Though Sharon himself said at the time that these are "red lines beyond which we cannot and will not withdraw," he does not mention them in his public references to the Road Map plan.

Among the reservations are the following points: "There must be no terrorism during the process. The Palestinians will dismantle the existing security organizations and will form new organizations to combat terror, violence and incitement. Full performance will be a condition for progress between phases and for progress within phases. The first condition for progress will be the complete cessation of terror, violence and incitement. Progress between phases will come only following the full implementation of the preceding phase."

In addition to Ehud Olmert, the Prime Minister’s Office also issued a calming message today (Friday). "The Palestinians received no new promises, and nothing was said that harms Israel," it said.

Olmert said that the U.S. has always supported territorial contiguity for a PA state, but that in any event, "we cannot begin negotiations on the Road Map Plan before terrorism stops totally, democracy comes and the incitement ends." This appeared to contradict Bush's demands as expressed yesterday.
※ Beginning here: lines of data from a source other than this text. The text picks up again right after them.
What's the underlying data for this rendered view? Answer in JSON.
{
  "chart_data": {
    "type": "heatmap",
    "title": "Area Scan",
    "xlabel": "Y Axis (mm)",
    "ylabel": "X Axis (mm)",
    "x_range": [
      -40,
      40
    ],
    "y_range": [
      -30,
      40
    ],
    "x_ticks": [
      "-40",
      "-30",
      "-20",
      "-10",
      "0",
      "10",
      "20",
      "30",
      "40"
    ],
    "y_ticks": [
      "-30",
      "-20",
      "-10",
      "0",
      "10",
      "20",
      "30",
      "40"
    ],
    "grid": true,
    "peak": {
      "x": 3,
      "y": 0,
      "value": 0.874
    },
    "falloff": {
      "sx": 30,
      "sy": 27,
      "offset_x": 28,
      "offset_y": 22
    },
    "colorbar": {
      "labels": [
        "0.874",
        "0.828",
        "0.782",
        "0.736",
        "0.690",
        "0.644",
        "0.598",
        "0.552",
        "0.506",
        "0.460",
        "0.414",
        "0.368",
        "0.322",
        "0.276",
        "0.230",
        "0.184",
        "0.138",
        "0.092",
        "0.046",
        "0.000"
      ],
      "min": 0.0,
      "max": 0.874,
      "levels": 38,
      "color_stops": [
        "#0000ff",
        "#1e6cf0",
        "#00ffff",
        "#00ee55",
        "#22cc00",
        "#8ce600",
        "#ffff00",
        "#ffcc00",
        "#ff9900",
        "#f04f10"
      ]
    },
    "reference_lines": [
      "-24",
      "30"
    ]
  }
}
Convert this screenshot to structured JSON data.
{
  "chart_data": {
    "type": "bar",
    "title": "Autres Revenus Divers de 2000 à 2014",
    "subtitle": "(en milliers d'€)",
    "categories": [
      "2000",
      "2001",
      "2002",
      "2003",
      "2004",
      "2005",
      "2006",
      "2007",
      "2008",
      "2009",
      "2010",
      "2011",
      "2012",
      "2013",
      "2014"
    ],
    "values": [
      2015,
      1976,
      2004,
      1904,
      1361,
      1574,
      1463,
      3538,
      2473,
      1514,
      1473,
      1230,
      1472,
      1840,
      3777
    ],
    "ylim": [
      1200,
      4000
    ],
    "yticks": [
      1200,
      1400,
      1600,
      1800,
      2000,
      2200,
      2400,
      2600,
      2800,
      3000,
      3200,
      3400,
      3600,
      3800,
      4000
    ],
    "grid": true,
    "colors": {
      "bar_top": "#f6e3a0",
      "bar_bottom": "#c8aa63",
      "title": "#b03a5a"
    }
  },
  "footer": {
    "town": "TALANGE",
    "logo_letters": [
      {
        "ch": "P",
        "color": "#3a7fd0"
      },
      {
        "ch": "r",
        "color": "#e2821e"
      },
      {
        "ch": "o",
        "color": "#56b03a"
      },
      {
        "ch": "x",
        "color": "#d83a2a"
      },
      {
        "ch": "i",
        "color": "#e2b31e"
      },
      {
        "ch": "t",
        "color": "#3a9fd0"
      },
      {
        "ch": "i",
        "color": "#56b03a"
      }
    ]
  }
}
Bush also said he had asked his Secretary of State Condoleeza Rice to travel to Jerusalem and Ramallah "before the beginning of the Israeli withdrawal [to] consult with Israelis and Palestinians on the disengagement, their shared commitments and the way back on the Road Map."

The Bush-Abbas meeting was their second in 18 months, and the first time a PA Chairman has visited the White House since Arafat met the outgoing Bill Clinton in January 2001.